The Pen is Mightier Than the Tech by Penn’orth

The-Pen-is-Mightier-Than-the-Tech

by Guest Writer Penn’orth

Now that the idiocy of Christmas (well, maybe the ‘hype’ part of it) is consigned to be an unpleasant memory, I can make a stab at having a go at this modern innovation known, for whatever reason, as a blog. It struggles into life as a hotch-potch of fleeting ideas, experiences, over-hearings, snippets from TV and radio, cuttings from newspapers and, dare I say, from the evil dimension that is the Internet too. Unsurprisingly, for me, preliminary musings are given substance using (fountain) pen and paper, this being for me, the way my brain commits the ideas into existence for future perusal and consideration thus creating the basic building blocks that I can re-arrange to create meaningful and informative sentences. Not having the intrusion of automated spelling checkers interrupting the parade of ideas and concepts that blossom with the stimulation of putting pen to paper. I realise that I must transfer these words to a word processor to enable the wider world to benefit from my wisdom or completely ignore my ramblings.

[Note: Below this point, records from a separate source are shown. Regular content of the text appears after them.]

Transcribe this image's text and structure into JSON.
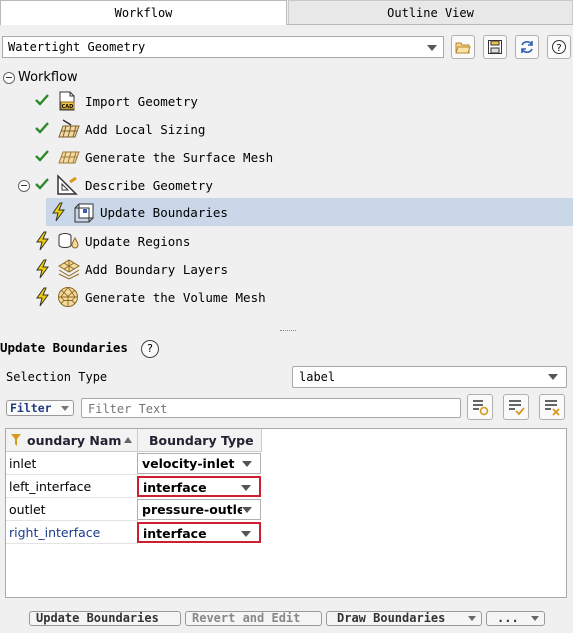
{
  "tabs": {
    "workflow": "Workflow",
    "outline": "Outline View"
  },
  "workflow_selector": {
    "value": "Watertight Geometry"
  },
  "tree": {
    "root": "Workflow",
    "items": [
      {
        "label": "Import Geometry",
        "status": "done",
        "icon": "cad-import-icon"
      },
      {
        "label": "Add Local Sizing",
        "status": "done",
        "icon": "local-sizing-icon"
      },
      {
        "label": "Generate the Surface Mesh",
        "status": "done",
        "icon": "surface-mesh-icon"
      },
      {
        "label": "Describe Geometry",
        "status": "done",
        "icon": "describe-geometry-icon"
      },
      {
        "label": "Update Boundaries",
        "status": "pending",
        "icon": "update-boundaries-icon"
      },
      {
        "label": "Update Regions",
        "status": "pending",
        "icon": "update-regions-icon"
      },
      {
        "label": "Add Boundary Layers",
        "status": "pending",
        "icon": "boundary-layers-icon"
      },
      {
        "label": "Generate the Volume Mesh",
        "status": "pending",
        "icon": "volume-mesh-icon"
      }
    ]
  },
  "panel": {
    "title": "Update Boundaries",
    "help": "?",
    "selection_type_label": "Selection Type",
    "selection_type_value": "label",
    "filter_label": "Filter",
    "filter_placeholder": "Filter Text"
  },
  "table": {
    "headers": {
      "name": "oundary Nam",
      "type": "Boundary Type"
    },
    "rows": [
      {
        "name": "inlet",
        "type": "velocity-inlet",
        "highlighted": false
      },
      {
        "name": "left_interface",
        "type": "interface",
        "highlighted": true
      },
      {
        "name": "outlet",
        "type": "pressure-outle",
        "highlighted": false
      },
      {
        "name": "right_interface",
        "type": "interface",
        "highlighted": true
      }
    ]
  },
  "buttons": {
    "update": "Update Boundaries",
    "revert": "Revert and Edit",
    "draw": "Draw Boundaries",
    "more": "..."
  },
  "colors": {
    "selection_bg": "#c9d7e8",
    "highlight_border": "#cc1f2f",
    "check_green": "#2c8a2c",
    "bolt_yellow": "#f3d000"
  }
}
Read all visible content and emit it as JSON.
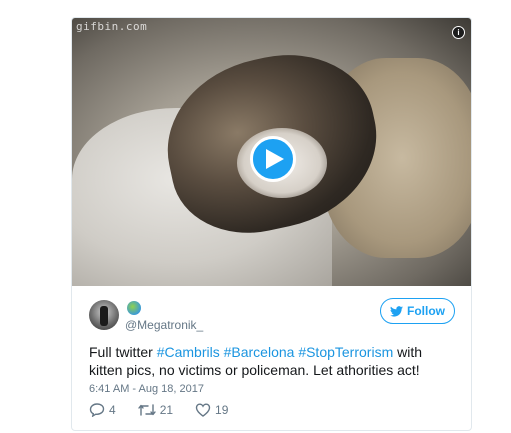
{
  "media": {
    "watermark": "gifbin.com",
    "info_icon": "info-icon",
    "play_icon": "play-icon"
  },
  "user": {
    "handle": "@Megatronik_",
    "badge_icon": "globe-icon"
  },
  "follow_button": {
    "label": "Follow",
    "icon": "twitter-bird-icon"
  },
  "tweet": {
    "segments": [
      {
        "text": "Full twitter ",
        "type": "text"
      },
      {
        "text": "#Cambrils",
        "type": "hashtag"
      },
      {
        "text": " ",
        "type": "text"
      },
      {
        "text": "#Barcelona",
        "type": "hashtag"
      },
      {
        "text": " ",
        "type": "text"
      },
      {
        "text": "#StopTerrorism",
        "type": "hashtag"
      },
      {
        "text": " with kitten pics, no victims or policeman. Let athorities act!",
        "type": "text"
      }
    ],
    "timestamp": "6:41 AM - Aug 18, 2017"
  },
  "actions": {
    "replies": "4",
    "retweets": "21",
    "likes": "19"
  },
  "colors": {
    "accent": "#1da1f2",
    "hashtag": "#1b95e0",
    "muted": "#657786",
    "text": "#14171a",
    "border": "#e1e8ed"
  }
}
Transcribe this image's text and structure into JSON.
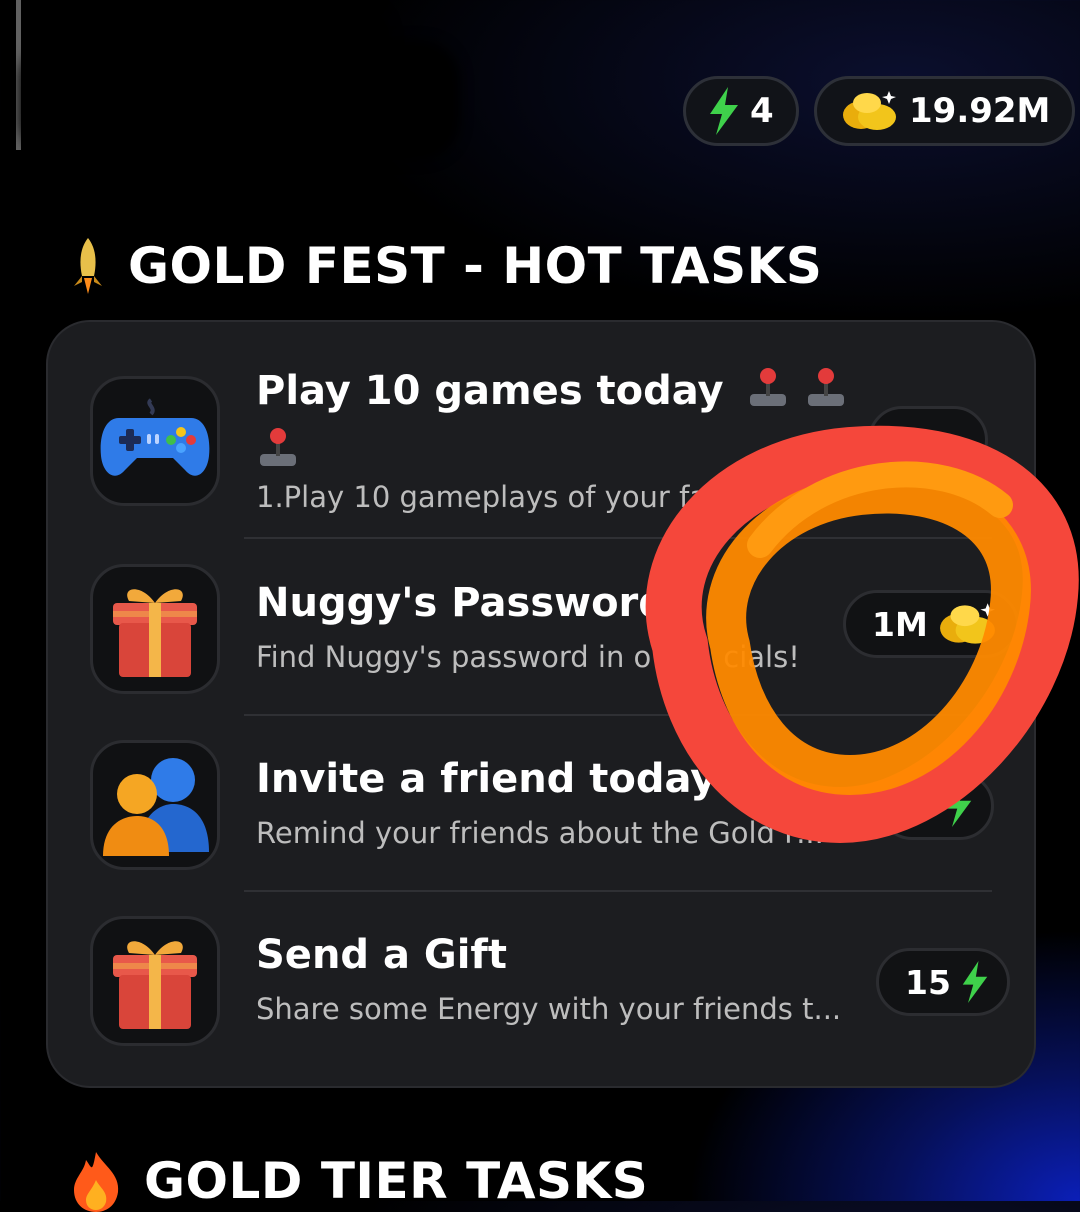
{
  "header": {
    "energy_value": "4",
    "gold_value": "19.92M"
  },
  "hot_section": {
    "title": "GOLD FEST - HOT TASKS"
  },
  "tasks": [
    {
      "title": "Play 10 games today",
      "title_emoji_line2": "🕹️",
      "description": "1.Play 10 gameplays of your fa",
      "icon": "gamepad-icon",
      "reward_value": "",
      "reward_icon": ""
    },
    {
      "title": "Nuggy's Password",
      "description_a": "Find Nuggy's password in o",
      "description_b": "cials!",
      "icon": "gift-icon",
      "reward_value": "1M",
      "reward_icon": "gold-nugget-icon"
    },
    {
      "title": "Invite a friend today",
      "description": "Remind your friends about the Gold F...",
      "icon": "friends-icon",
      "reward_value": "",
      "reward_icon": "lightning-icon"
    },
    {
      "title": "Send a Gift",
      "description": "Share some Energy with your friends t...",
      "icon": "gift-icon",
      "reward_value": "15",
      "reward_icon": "lightning-icon"
    }
  ],
  "tier_section": {
    "title": "GOLD TIER TASKS"
  },
  "colors": {
    "energy_green": "#3fd14b",
    "gold": "#f2c51b",
    "annotation_red": "#f5473b",
    "annotation_orange": "#ff8a00"
  }
}
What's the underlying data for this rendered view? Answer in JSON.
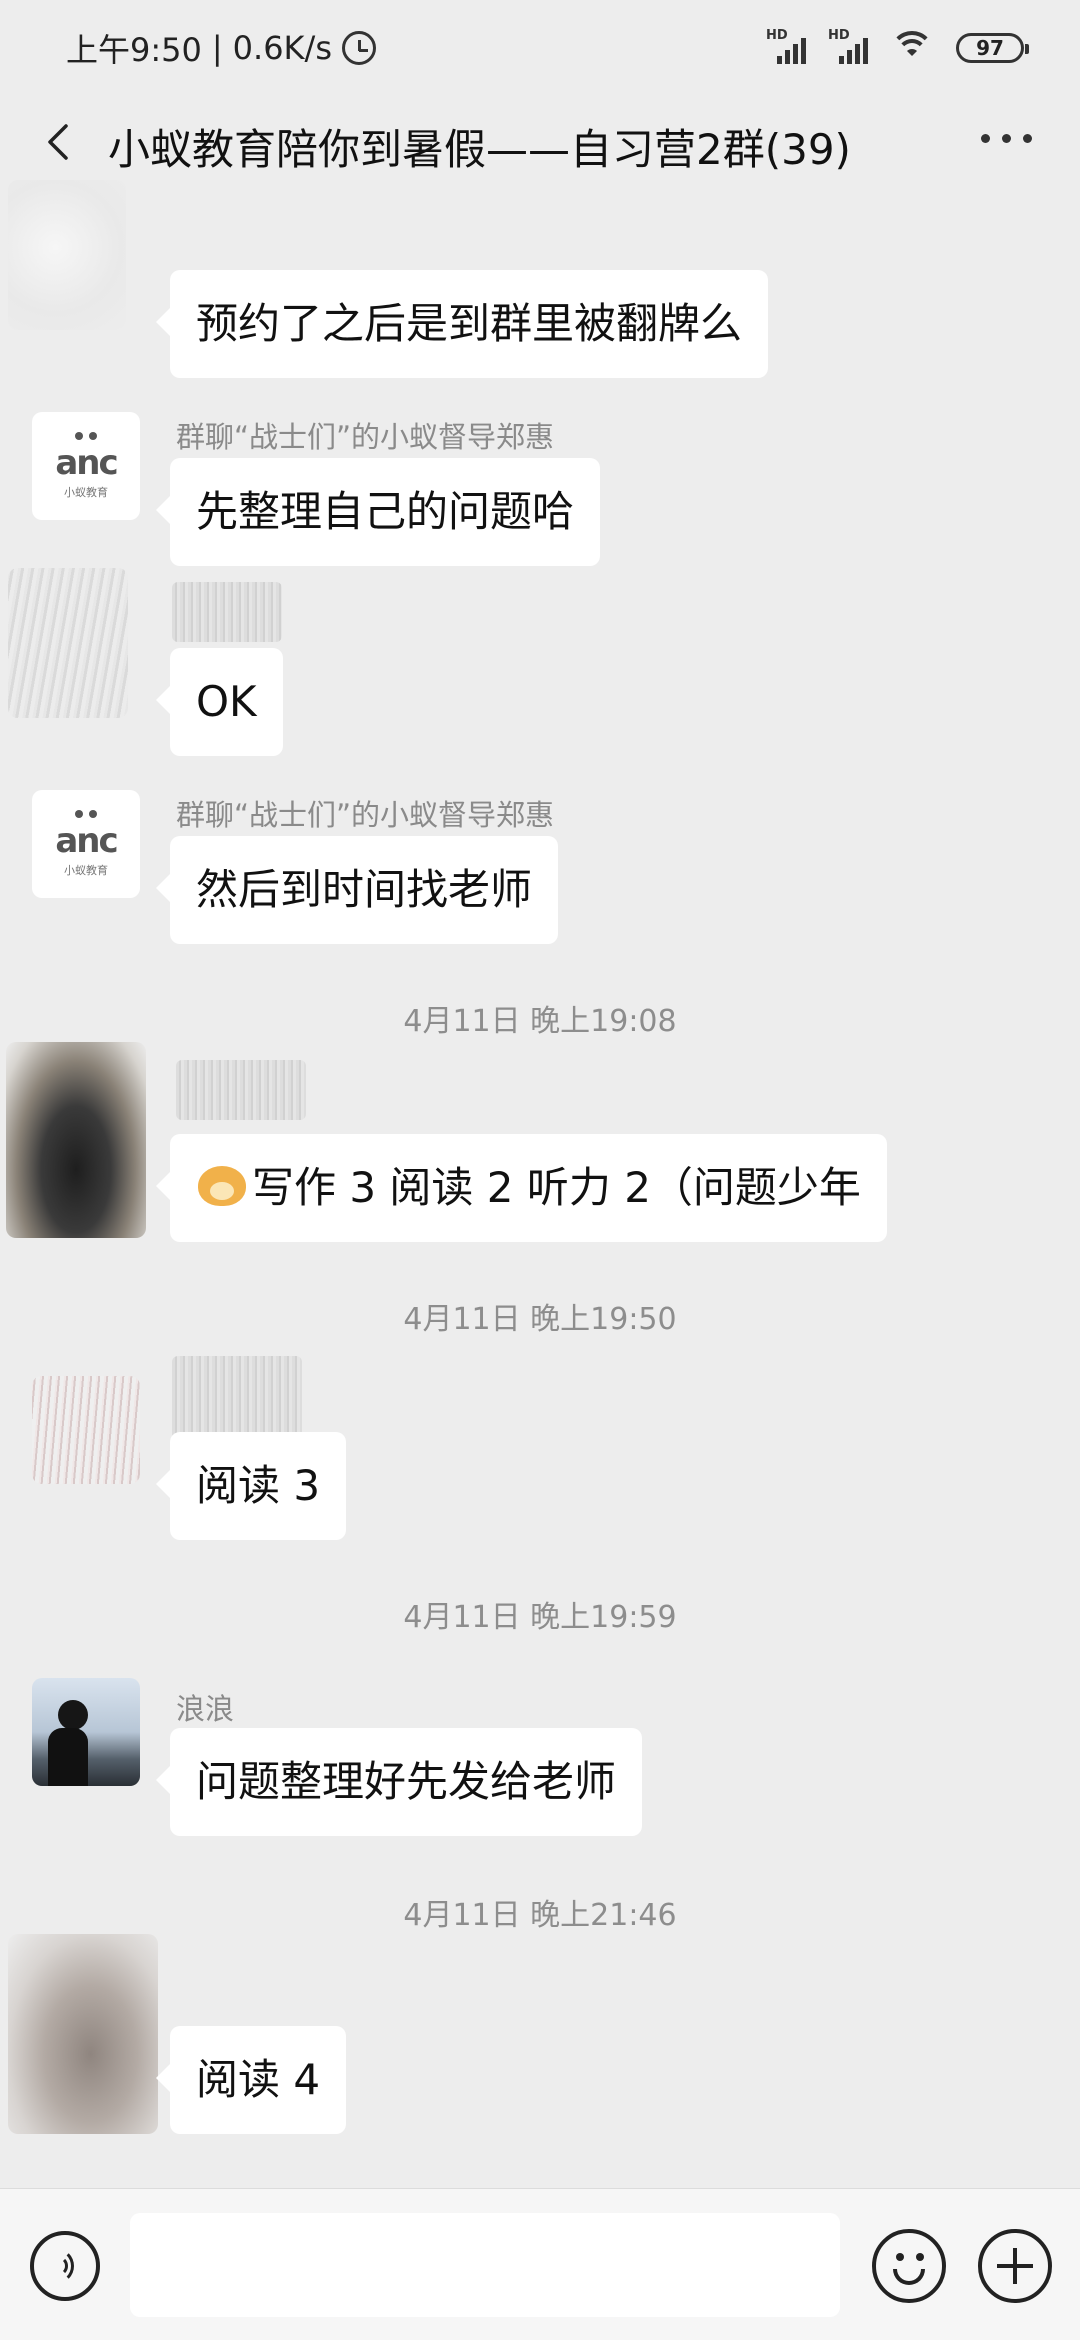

The very act of writing down with pen and paper creates a more stimulating environment for remembering and understanding, as has been discovered in numerous experiments and studies worldwide testing the success of people recording information in remembering and understanding the information they were recalling. Those who used the ubiquitous tablet to record a conventional lecture (without other apps active on the tablet so there were no external distractions) were far poorer in recalling the detail of the lecture with comprehension equally poor. The students who used traditional methods i.e. pen or pencil on paper scored much higher in understanding and detailed recollection with scores improving with time when measured 4 and 8 weeks later. Those who used Tablets had little comprehension at all.

Pen a pad and a phone

If you would care to prove or disprove the benefits of using technology then can I suggest trying the ‘shopping list’ test?

Use your Smart Phone to enter in an everyday shopping list with say 10-15 items. When finished, leave the phone on the kitchen table and go off to your usual shop. When you get there, see how many items you can remember.

Return empty handed and write out a shopping list using pen and paper. Leave it on the kitchen table and off you go to your usual shop – when you arrive you will usually be able to recall at least 9 out of 10 items!

Ironically, if you write out a list and put the list into your pocket or handbag, the shopping is generally carried out without reference to the list, other than with a glance at the list when all items had been collected and you are approaching the checkout!

Smart phones have their uses – but you can’t beat pen and paper.